I’ve been writing some code to drive the INSTEON PowerLinc Modem. It’s not the newest generation of INSTEON interfaces, but it’s the one I have in my system.
It’s been kind of a miserable experience. This thing could serve as a textbook example of how not to design a serial protocol.
Messages from the modem always begin with an ASCII STX (“Start of Text”) character. So far so good. So, you’d think the message would end with an ETX (“End of Text”). But no. They just… end. There’s no end-of-message marker of any sort. There’s no message-length field. The only way to know when the message has ended is to look up the message-type, which follows the STX, and deduce the expected number of bytes from that. Crappy. So now even the very lowest layer of my driver has to have detailed knowledge of the protocol.
So, what if you’re out-of-sync with the message stream somehow? For example, your program just happened to start up in the middle of an unsolicited notification message. How do you get in-sync? In a well-designed protocol, you would just wait for the first STX. That marks the start of a message, right? But no. The protocol has no provision to escape STX characters that happen to appear by chance in the body of a message. So the first STX character you see might not be real. So now you have to write a whole lot of ugly code to figure out if an STX character you see is followed by a message-type byte that makes sense. And you have to hope that reasonable-looking message-type byte wasn’t fake too, because if it was you might end up waiting for a long time for enough data to fill out the fake message you’re expecting. You need to implement a time-out too, to guard against that.

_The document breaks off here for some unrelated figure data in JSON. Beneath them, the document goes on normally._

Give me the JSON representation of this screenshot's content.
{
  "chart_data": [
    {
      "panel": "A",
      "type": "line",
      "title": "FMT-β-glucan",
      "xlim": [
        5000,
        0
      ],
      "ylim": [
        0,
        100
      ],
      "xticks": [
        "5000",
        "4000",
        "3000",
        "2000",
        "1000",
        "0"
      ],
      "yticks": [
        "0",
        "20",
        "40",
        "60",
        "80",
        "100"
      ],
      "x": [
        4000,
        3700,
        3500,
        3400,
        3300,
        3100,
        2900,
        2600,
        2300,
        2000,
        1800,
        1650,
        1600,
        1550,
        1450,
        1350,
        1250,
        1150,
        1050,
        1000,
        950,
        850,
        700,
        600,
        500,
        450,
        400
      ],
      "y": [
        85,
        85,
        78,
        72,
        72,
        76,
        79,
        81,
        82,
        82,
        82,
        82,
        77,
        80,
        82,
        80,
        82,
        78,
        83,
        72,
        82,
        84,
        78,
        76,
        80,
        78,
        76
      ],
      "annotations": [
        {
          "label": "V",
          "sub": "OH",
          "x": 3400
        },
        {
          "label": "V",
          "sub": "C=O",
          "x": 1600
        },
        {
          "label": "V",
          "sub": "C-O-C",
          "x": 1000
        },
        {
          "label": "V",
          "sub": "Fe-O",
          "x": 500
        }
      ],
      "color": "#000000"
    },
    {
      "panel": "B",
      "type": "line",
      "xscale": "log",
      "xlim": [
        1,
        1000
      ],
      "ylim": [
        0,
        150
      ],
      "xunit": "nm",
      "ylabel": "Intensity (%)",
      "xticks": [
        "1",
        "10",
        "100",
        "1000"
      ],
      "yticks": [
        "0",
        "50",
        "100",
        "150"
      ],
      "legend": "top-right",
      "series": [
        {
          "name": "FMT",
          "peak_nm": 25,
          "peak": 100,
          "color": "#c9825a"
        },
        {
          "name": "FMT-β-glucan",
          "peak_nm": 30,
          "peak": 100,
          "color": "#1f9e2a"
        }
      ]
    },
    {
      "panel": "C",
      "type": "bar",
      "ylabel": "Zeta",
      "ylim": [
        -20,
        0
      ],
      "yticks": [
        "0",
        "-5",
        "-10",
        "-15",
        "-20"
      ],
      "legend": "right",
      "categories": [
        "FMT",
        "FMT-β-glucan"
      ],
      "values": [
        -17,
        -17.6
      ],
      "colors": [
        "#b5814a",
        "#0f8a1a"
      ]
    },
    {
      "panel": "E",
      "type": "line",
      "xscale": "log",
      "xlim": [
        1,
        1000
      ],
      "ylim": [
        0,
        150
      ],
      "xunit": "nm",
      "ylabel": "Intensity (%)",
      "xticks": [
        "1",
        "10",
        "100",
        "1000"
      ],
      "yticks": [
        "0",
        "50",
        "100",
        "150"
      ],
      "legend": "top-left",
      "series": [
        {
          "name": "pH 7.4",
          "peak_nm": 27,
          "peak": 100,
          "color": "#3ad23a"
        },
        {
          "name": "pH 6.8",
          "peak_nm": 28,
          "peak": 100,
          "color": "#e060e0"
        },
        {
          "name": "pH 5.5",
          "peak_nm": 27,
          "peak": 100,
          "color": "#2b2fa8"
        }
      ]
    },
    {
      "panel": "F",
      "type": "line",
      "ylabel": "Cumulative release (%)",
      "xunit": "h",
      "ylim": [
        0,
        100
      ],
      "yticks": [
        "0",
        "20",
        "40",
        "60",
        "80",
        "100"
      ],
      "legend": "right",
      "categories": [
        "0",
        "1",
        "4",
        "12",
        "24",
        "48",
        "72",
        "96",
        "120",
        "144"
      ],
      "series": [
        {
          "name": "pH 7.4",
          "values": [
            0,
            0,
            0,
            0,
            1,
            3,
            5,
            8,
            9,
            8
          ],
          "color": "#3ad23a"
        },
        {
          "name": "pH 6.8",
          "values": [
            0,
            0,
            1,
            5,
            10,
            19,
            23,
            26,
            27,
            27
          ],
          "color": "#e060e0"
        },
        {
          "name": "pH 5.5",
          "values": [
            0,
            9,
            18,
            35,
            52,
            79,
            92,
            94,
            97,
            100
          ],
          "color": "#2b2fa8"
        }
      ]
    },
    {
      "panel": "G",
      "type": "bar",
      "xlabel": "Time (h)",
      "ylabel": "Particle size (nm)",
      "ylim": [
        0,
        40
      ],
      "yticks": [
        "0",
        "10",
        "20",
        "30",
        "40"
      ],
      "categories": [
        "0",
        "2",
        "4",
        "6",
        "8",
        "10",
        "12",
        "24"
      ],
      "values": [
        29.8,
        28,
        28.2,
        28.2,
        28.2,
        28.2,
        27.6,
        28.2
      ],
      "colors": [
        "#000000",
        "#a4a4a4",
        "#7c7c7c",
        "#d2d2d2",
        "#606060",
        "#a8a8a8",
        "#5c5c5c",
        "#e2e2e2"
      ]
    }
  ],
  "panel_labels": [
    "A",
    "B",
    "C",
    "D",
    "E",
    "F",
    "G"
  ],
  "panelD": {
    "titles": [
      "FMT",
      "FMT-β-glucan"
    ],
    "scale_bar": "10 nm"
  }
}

Whenever anything goes wrong (either an unreasonable-looking message-type byte, or a time-out on getting to the end of the fake message), you have to just discard a single byte (the fake STX), and then try the whole thing again. Because the very next byte after the fake STX might have been a real STX.
There’s no guarantee that this process won’t result in your lower layers sending your higher layers a potentially unbounded series of garbage messages that happen to have a reasonable-looking message-type, and enough data bytes, but are otherwise complete gibberish.
ACKs and NAKs
Commands that you send to the modem get echoed back to you, followed by an ACK or NAK. Usually they get echoed back verbatim, and you can just ignore the whole thing except for the ACK or NAK at the end. But for certain commands, the echoed response is slightly changed, or slightly longer.
There’s nothing like a checksum defined in this protocol. What a NAK means is that the modem was too busy to handle your command, and you need to resend it a bit later. A primitive sort of flow-control, but OK, we can work with that. Or can we?
No, it’s not that simple. Actually, NAK doesn’t always mean “I’m busy. Ask again later.” In at least one case I’ve found so far, it means something else. For the “Get Next Link Record” command, NAK can mean “there are no more link records.” So now, if I send the “Get Next Link Record” command, and get a NAK response, what should I do? Should I resend the command, or should I assume there are no more records? Who the hell knows?
From what I’ve read of the INSTEON power-line protocol, it struck me as very cleverly designed. They seem to have thought of every weird corner case, and accounted for them all. How could those same people then proceed to poop out the haphazard, poorly-thought-out mishmash that is the PowerLinc serial protocol?